Hunterston has two advanced gas-cooled reactor units. Hunterston B-1 is a 490-MW GCR that began commercial operation in February 1976 and Hunterston B-2 is a 495-MW GCR that began commercial operation in march 1977.

Together the two units, owned and operated by EDF UK subsidiary EDF Energy, of generate enough electricity to power around 1.7 million homes.

EDF had regulatory approval to operate until March 2023 but both reactors were taken offline in 2018 after cracks were found in the graphite bricks that form the reactor core.

EDF Energy told NucNet that Unit B-2 is offline, but the safety case is with the regulator for assessment and “we have a current return to service date of 17 September, subject to approval”.

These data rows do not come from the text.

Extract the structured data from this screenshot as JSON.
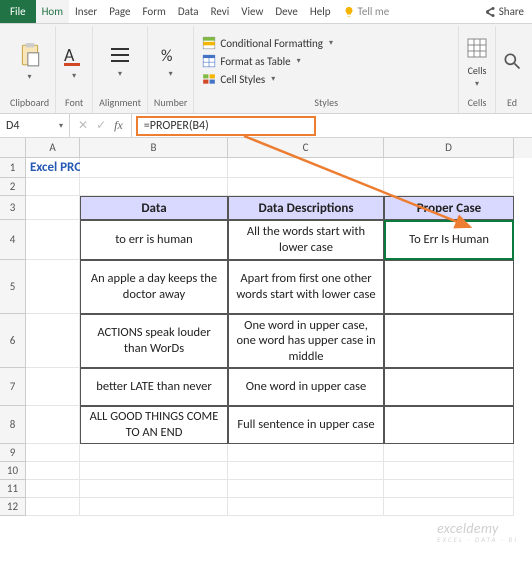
{
  "tabs": {
    "file": "File",
    "home": "Hom",
    "insert": "Inser",
    "page": "Page",
    "formulas": "Form",
    "data": "Data",
    "review": "Revi",
    "view": "View",
    "developer": "Deve",
    "help": "Help",
    "tellme": "Tell me",
    "share": "Share"
  },
  "groups": {
    "clipboard": "Clipboard",
    "font": "Font",
    "alignment": "Alignment",
    "number": "Number",
    "styles": "Styles",
    "cells": "Cells",
    "editing": "Ed"
  },
  "stylesBtns": {
    "cond": "Conditional Formatting",
    "table": "Format as Table",
    "cell": "Cell Styles"
  },
  "cellsBtn": "Cells",
  "namebox": "D4",
  "formula": "=PROPER(B4)",
  "colheads": [
    "A",
    "B",
    "C",
    "D"
  ],
  "rows": [
    "1",
    "2",
    "3",
    "4",
    "5",
    "6",
    "7",
    "8",
    "9",
    "10",
    "11",
    "12"
  ],
  "title": "Excel PROPER Function",
  "headers": {
    "data": "Data",
    "desc": "Data Descriptions",
    "proper": "Proper Case"
  },
  "r4": {
    "b": "to err is human",
    "c": "All the words start with lower case",
    "d": "To Err Is Human"
  },
  "r5": {
    "b": "An apple a day keeps the doctor away",
    "c": "Apart from first one other words start with lower case"
  },
  "r6": {
    "b": "ACTIONS speak louder than WorDs",
    "c": "One word in upper case, one word has upper case in middle"
  },
  "r7": {
    "b": "better LATE than never",
    "c": "One word in upper case"
  },
  "r8": {
    "b": "ALL GOOD THINGS COME TO AN END",
    "c": "Full sentence in upper case"
  },
  "watermark": {
    "main": "exceldemy",
    "sub": "EXCEL · DATA · BI"
  }
}
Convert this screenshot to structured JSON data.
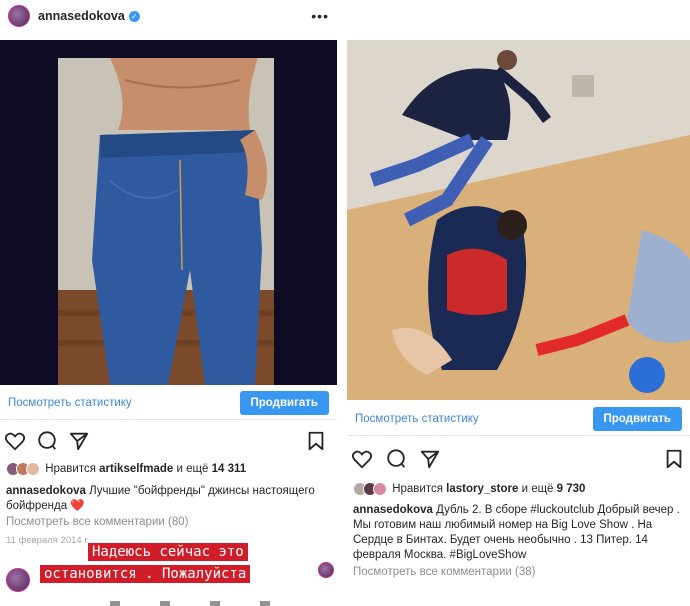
{
  "left": {
    "username": "annasedokova",
    "stats_link": "Посмотреть статистику",
    "promote_label": "Продвигать",
    "likes": {
      "prefix": "Нравится ",
      "user": "artikselfmade",
      "mid": " и ещё ",
      "count": "14 311"
    },
    "caption": {
      "user": "annasedokova",
      "text": " Лучшие \"бойфренды\" джинсы настоящего бойфренда ❤️"
    },
    "comments_link": "Посмотреть все комментарии (80)",
    "date": "11 февраля 2014 г.",
    "story_text": {
      "line1": "Надеюсь сейчас это",
      "line2": "остановится . Пожалуйста"
    }
  },
  "right": {
    "stats_link": "Посмотреть статистику",
    "promote_label": "Продвигать",
    "likes": {
      "prefix": "Нравится ",
      "user": "lastory_store",
      "mid": " и ещё ",
      "count": "9 730"
    },
    "caption": {
      "user": "annasedokova",
      "text": " Дубль 2. В сборе  #luckoutclub Добрый вечер . Мы готовим наш любимый номер на Big Love Show . На Сердце в Бинтах. Будет очень необычно . 13 Питер. 14 февраля Москва. #BigLoveShow"
    },
    "comments_link": "Посмотреть все комментарии (38)"
  },
  "colors": {
    "accent": "#3897f0",
    "story_bg": "#d11d2a",
    "heart": "#e0245e"
  },
  "icons": [
    "heart-icon",
    "comment-icon",
    "share-icon",
    "bookmark-icon",
    "verified-icon",
    "more-icon"
  ]
}
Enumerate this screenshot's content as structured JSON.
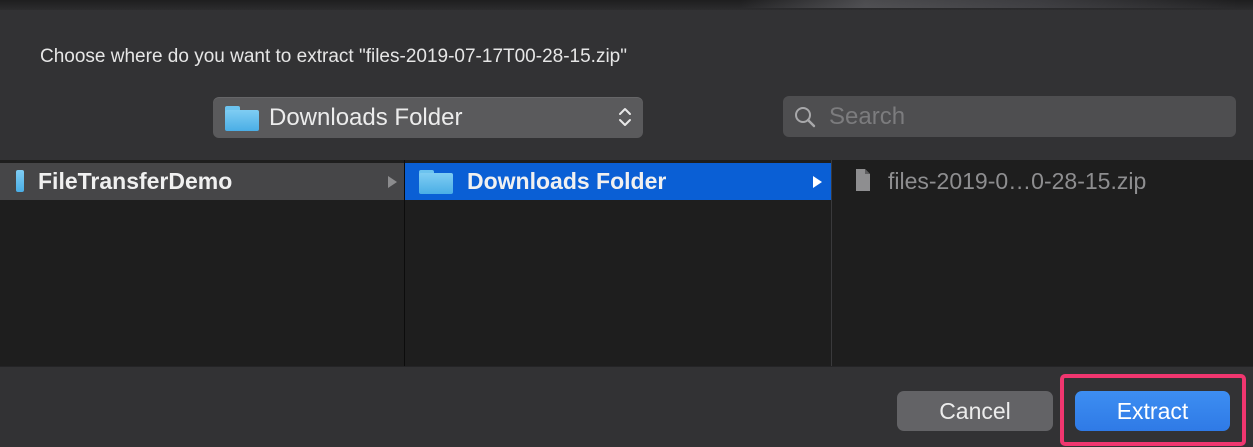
{
  "dialog": {
    "prompt": "Choose where do you want to extract \"files-2019-07-17T00-28-15.zip\""
  },
  "location": {
    "selected": "Downloads Folder",
    "icon": "folder-icon"
  },
  "search": {
    "placeholder": "Search",
    "icon": "search-icon"
  },
  "browser": {
    "columns": [
      {
        "label": "FileTransferDemo",
        "icon": "folder-icon",
        "has_children": true,
        "selected": false
      },
      {
        "label": "Downloads Folder",
        "icon": "folder-icon",
        "has_children": true,
        "selected": true
      },
      {
        "label": "files-2019-0…0-28-15.zip",
        "icon": "document-icon",
        "has_children": false,
        "disabled": true
      }
    ]
  },
  "footer": {
    "cancel_label": "Cancel",
    "extract_label": "Extract"
  },
  "colors": {
    "selection": "#0a5fd5",
    "primary_button": "#3d8ef2",
    "highlight": "#f0366f",
    "folder": "#6cc3ef"
  }
}
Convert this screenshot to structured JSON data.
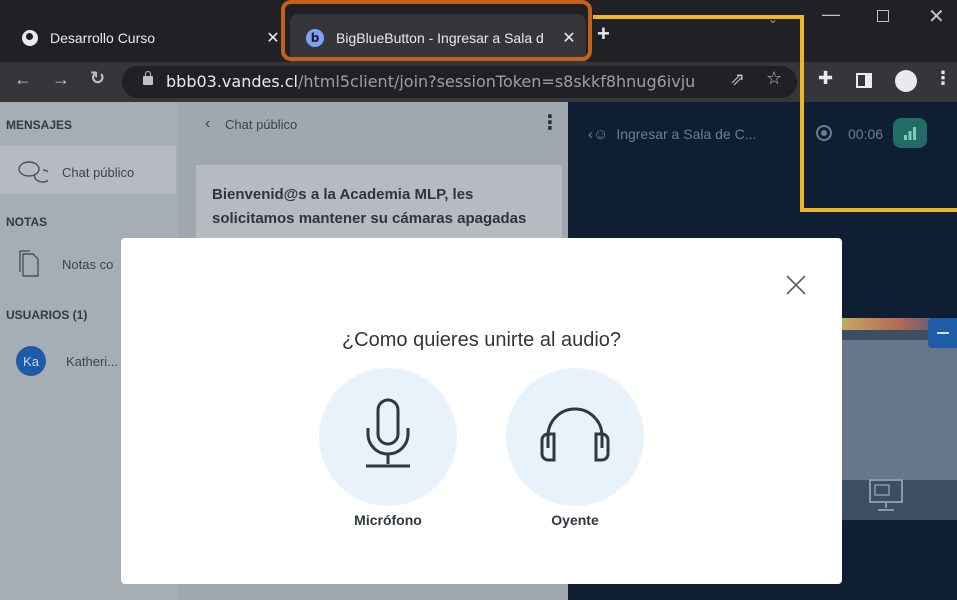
{
  "browser": {
    "tabs": [
      {
        "title": "Desarrollo Curso",
        "close": "✕"
      },
      {
        "title": "BigBlueButton - Ingresar a Sala d",
        "close": "✕",
        "favicon_letter": "b"
      }
    ],
    "new_tab": "+",
    "url_host": "bbb03.vandes.cl",
    "url_path": "/html5client/join?sessionToken=s8skkf8hnug6ivju"
  },
  "sidebar": {
    "messages_header": "MENSAJES",
    "public_chat": "Chat público",
    "notes_header": "NOTAS",
    "shared_notes": "Notas co",
    "users_header": "USUARIOS (1)",
    "user_initials": "Ka",
    "user_name": "Katheri..."
  },
  "chat": {
    "header_title": "Chat público",
    "welcome_message": "Bienvenid@s a la Academia MLP, les solicitamos mantener su cámaras apagadas"
  },
  "room": {
    "title": "Ingresar a Sala de C...",
    "recording_time": "00:06"
  },
  "modal": {
    "title": "¿Como quieres unirte al audio?",
    "microphone_label": "Micrófono",
    "listen_only_label": "Oyente"
  },
  "colors": {
    "tab_highlight": "#c5611c",
    "callout_line": "#f2b624",
    "modal_bg": "#ffffff",
    "option_circle": "#e8f2fb",
    "user_avatar": "#1f5ca8"
  }
}
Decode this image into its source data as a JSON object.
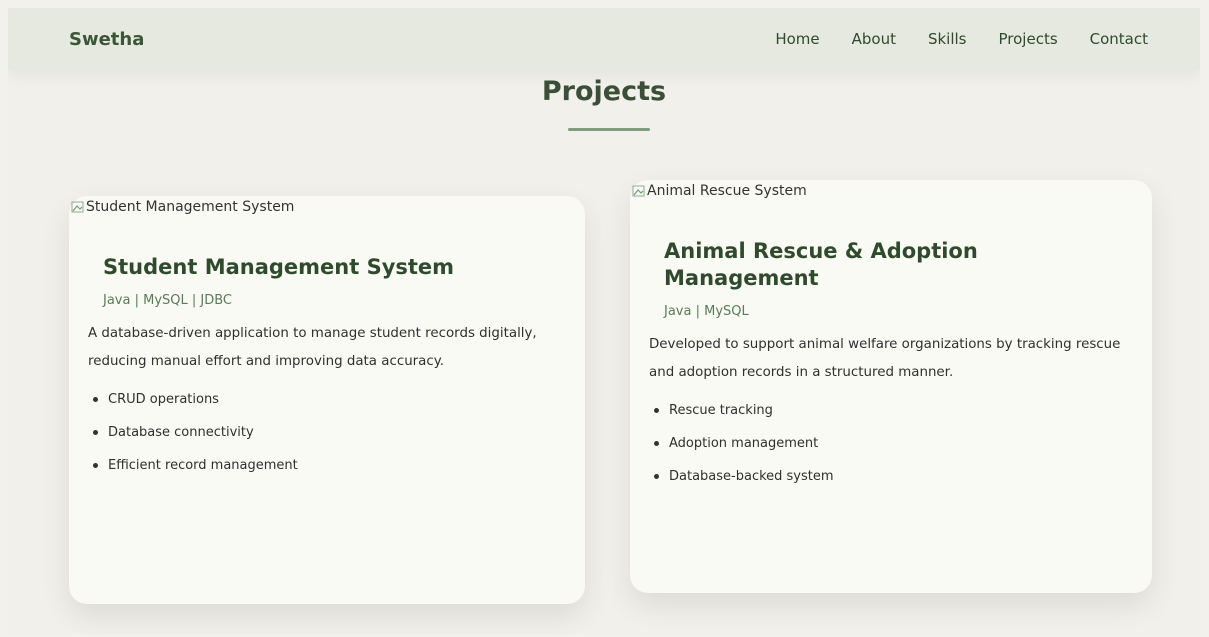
{
  "navbar": {
    "brand": "Swetha",
    "links": [
      "Home",
      "About",
      "Skills",
      "Projects",
      "Contact"
    ]
  },
  "section": {
    "title": "Projects"
  },
  "projects": [
    {
      "image_alt": "Student Management System",
      "title": "Student Management System",
      "tech": "Java | MySQL | JDBC",
      "description": "A database-driven application to manage student records digitally, reducing manual effort and improving data accuracy.",
      "features": [
        "CRUD operations",
        "Database connectivity",
        "Efficient record management"
      ]
    },
    {
      "image_alt": "Animal Rescue System",
      "title": "Animal Rescue & Adoption Management",
      "tech": "Java | MySQL",
      "description": "Developed to support animal welfare organizations by tracking rescue and adoption records in a structured manner.",
      "features": [
        "Rescue tracking",
        "Adoption management",
        "Database-backed system"
      ]
    }
  ]
}
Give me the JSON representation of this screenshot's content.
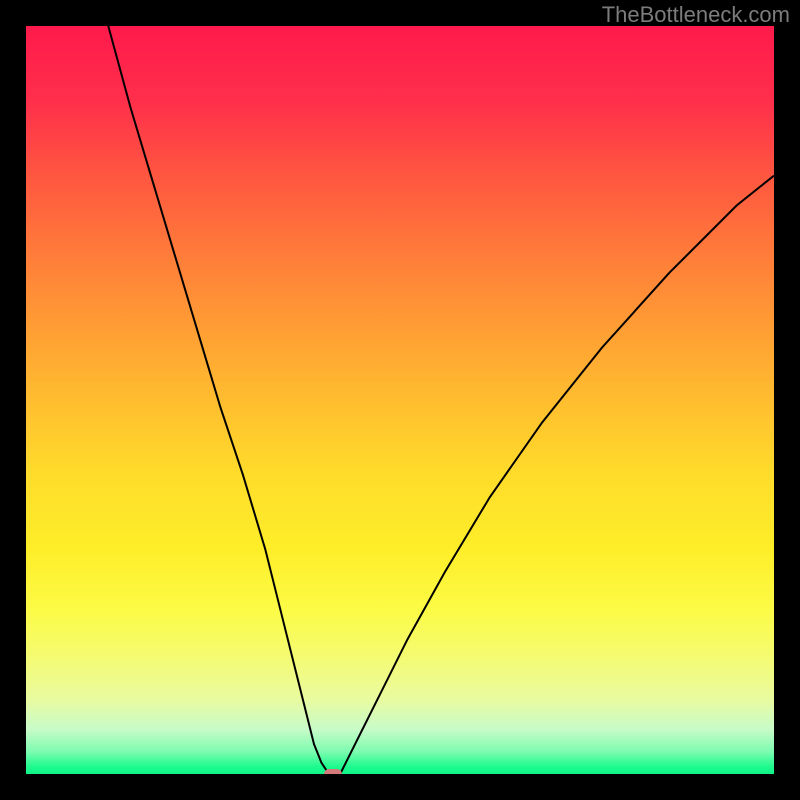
{
  "attribution": "TheBottleneck.com",
  "chart_data": {
    "type": "line",
    "title": "",
    "xlabel": "",
    "ylabel": "",
    "xlim": [
      0,
      100
    ],
    "ylim": [
      0,
      100
    ],
    "grid": false,
    "legend": false,
    "background_gradient": {
      "direction": "vertical",
      "stops": [
        {
          "pos": 0,
          "color": "#ff1a4b"
        },
        {
          "pos": 50,
          "color": "#ffbd2f"
        },
        {
          "pos": 80,
          "color": "#fcfb45"
        },
        {
          "pos": 100,
          "color": "#10f388"
        }
      ]
    },
    "series": [
      {
        "name": "left-branch",
        "x": [
          11,
          14,
          17,
          20,
          23,
          26,
          29,
          32,
          34,
          36,
          37.5,
          38.5,
          39.5,
          40.5
        ],
        "y": [
          100,
          89,
          79,
          69,
          59,
          49,
          40,
          30,
          22,
          14,
          8,
          4,
          1.5,
          0
        ]
      },
      {
        "name": "right-branch",
        "x": [
          42,
          44,
          47,
          51,
          56,
          62,
          69,
          77,
          86,
          95,
          100
        ],
        "y": [
          0,
          4,
          10,
          18,
          27,
          37,
          47,
          57,
          67,
          76,
          80
        ]
      }
    ],
    "minimum_marker": {
      "x": 41,
      "y": 0,
      "color": "#d47a7a"
    }
  }
}
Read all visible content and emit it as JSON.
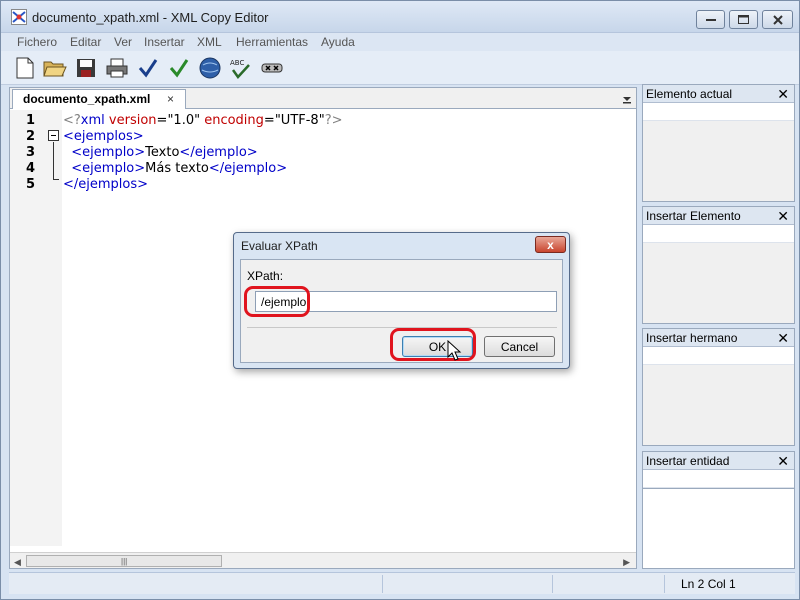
{
  "window": {
    "title": "documento_xpath.xml - XML Copy Editor"
  },
  "menubar": {
    "items": [
      "Fichero",
      "Editar",
      "Ver",
      "Insertar",
      "XML",
      "Herramientas",
      "Ayuda"
    ]
  },
  "toolbar": {
    "icons": [
      "new-document-icon",
      "open-folder-icon",
      "save-icon",
      "print-icon",
      "check-wellformed-icon",
      "validate-icon",
      "browser-icon",
      "spellcheck-icon",
      "xslt-icon"
    ]
  },
  "tab": {
    "label": "documento_xpath.xml",
    "close": "×"
  },
  "editor": {
    "line_numbers": [
      "1",
      "2",
      "3",
      "4",
      "5"
    ],
    "lines": {
      "l1": {
        "p1": "<?",
        "t1": "xml",
        "s1": " ",
        "a1": "version",
        "e1": "=",
        "v1": "\"1.0\"",
        "s2": " ",
        "a2": "encoding",
        "e2": "=",
        "v2": "\"UTF-8\"",
        "p2": "?>"
      },
      "l2": {
        "p1": "<",
        "t1": "ejemplos",
        "p2": ">"
      },
      "l3": {
        "indent": "  ",
        "p1": "<",
        "t1": "ejemplo",
        "p2": ">",
        "text": "Texto",
        "p3": "</",
        "t2": "ejemplo",
        "p4": ">"
      },
      "l4": {
        "indent": "  ",
        "p1": "<",
        "t1": "ejemplo",
        "p2": ">",
        "text": "Más texto",
        "p3": "</",
        "t2": "ejemplo",
        "p4": ">"
      },
      "l5": {
        "p1": "</",
        "t1": "ejemplos",
        "p2": ">"
      }
    }
  },
  "panels": [
    {
      "title": "Elemento actual"
    },
    {
      "title": "Insertar Elemento"
    },
    {
      "title": "Insertar hermano"
    },
    {
      "title": "Insertar entidad"
    }
  ],
  "statusbar": {
    "position": "Ln 2 Col 1"
  },
  "dialog": {
    "title": "Evaluar XPath",
    "label": "XPath:",
    "value": "/ejemplo",
    "ok": "OK",
    "cancel": "Cancel",
    "close": "x"
  },
  "colors": {
    "tag": "#0000c8",
    "attr": "#c00000",
    "punct": "#808080",
    "highlight": "#e0141e"
  }
}
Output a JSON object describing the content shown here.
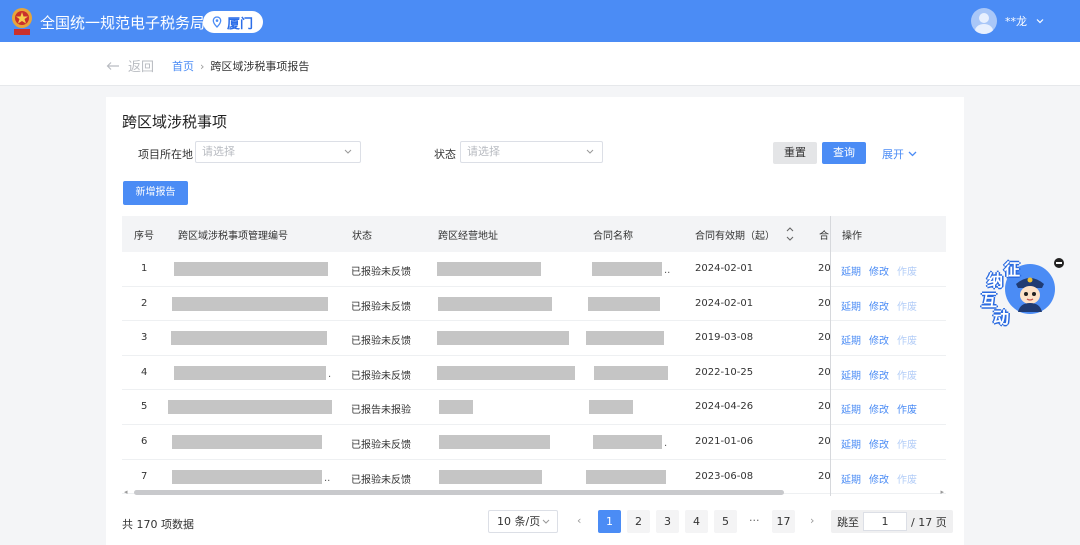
{
  "header": {
    "brand": "全国统一规范电子税务局",
    "city": "厦门",
    "user": "**龙"
  },
  "subnav": {
    "back": "返回",
    "home": "首页",
    "sep": "›",
    "current": "跨区域涉税事项报告"
  },
  "page": {
    "title": "跨区域涉税事项",
    "filters": {
      "location_label": "项目所在地",
      "location_placeholder": "请选择",
      "status_label": "状态",
      "status_placeholder": "请选择"
    },
    "reset": "重置",
    "query": "查询",
    "expand": "展开",
    "add": "新增报告"
  },
  "table": {
    "headers": [
      "序号",
      "跨区域涉税事项管理编号",
      "状态",
      "跨区经营地址",
      "合同名称",
      "合同有效期（起）",
      "合",
      "操作"
    ],
    "rows": [
      {
        "no": "1",
        "status": "已报验未反馈",
        "date": "2024-02-01",
        "next": "20",
        "contract_tail": "..",
        "mgmt_tail": ""
      },
      {
        "no": "2",
        "status": "已报验未反馈",
        "date": "2024-02-01",
        "next": "20",
        "contract_tail": "",
        "mgmt_tail": ""
      },
      {
        "no": "3",
        "status": "已报验未反馈",
        "date": "2019-03-08",
        "next": "20",
        "contract_tail": "",
        "mgmt_tail": ""
      },
      {
        "no": "4",
        "status": "已报验未反馈",
        "date": "2022-10-25",
        "next": "20",
        "contract_tail": "",
        "mgmt_tail": "."
      },
      {
        "no": "5",
        "status": "已报告未报验",
        "date": "2024-04-26",
        "next": "20",
        "contract_tail": "",
        "mgmt_tail": ""
      },
      {
        "no": "6",
        "status": "已报验未反馈",
        "date": "2021-01-06",
        "next": "20",
        "contract_tail": ".",
        "mgmt_tail": ""
      },
      {
        "no": "7",
        "status": "已报验未反馈",
        "date": "2023-06-08",
        "next": "20",
        "contract_tail": "",
        "mgmt_tail": ".."
      }
    ],
    "ops": {
      "extend": "延期",
      "modify": "修改",
      "void": "作废"
    },
    "void_enabled_rows": [
      5
    ]
  },
  "pagination": {
    "total": "共 170 项数据",
    "page_size": "10 条/页",
    "pages": [
      "1",
      "2",
      "3",
      "4",
      "5"
    ],
    "ellipsis": "···",
    "last": "17",
    "prev": "‹",
    "next": "›",
    "jump_label": "跳至",
    "jump_value": "1",
    "jump_suffix": "/ 17 页"
  },
  "widget": {
    "chars": [
      "征",
      "纳",
      "互",
      "动"
    ]
  },
  "colors": {
    "primary": "#4b8cf5",
    "disabled_link": "#b3cdf7"
  }
}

EDF said it had received regulatory approval to restart Unit B-1 following a two-year inspection and investment programme. But the company said the plant will move into the defuelling phase no later than 7 January 2022. This is subject to a further inspection in the spring of 2021 and regulatory approval for a final six months of operation.

The Office for Nuclear Regulation said it had given EDF permission for Unit B-1 to return to service for a limited period of operation. The permission is for up to a total of 16.425 terawatt days, approximately six months’ operation.

In 2012 EDF extended the generating life of the station to March 2023, with a proviso of plus or minus two years.

Tom Greatrex, chief executive of the UK’s Nuclear Industry Association, said Hunterston B-1’s restart is a boost for emissions free power, but with the facility’s decommissioning confirmed for January 2022, the urgency of the need to invest in new nuclear is clear. “Without new nuclear power, the UK cannot meet its net zero target,” he said.

““All but one of our current nuclear fleet is due to move to decommissioning this decade, and we need to invest now in the new generation of stations to underpin the UK’s net zero ambitions, while preserving world-class expertise in our home-grown supply chain,” he said.

EDF is building European pressurised water reactors (EPRs) at Hinkley Point C and developing plans for a replica plant at Sizewell C. It also has a minority stake in the Bradwell B project.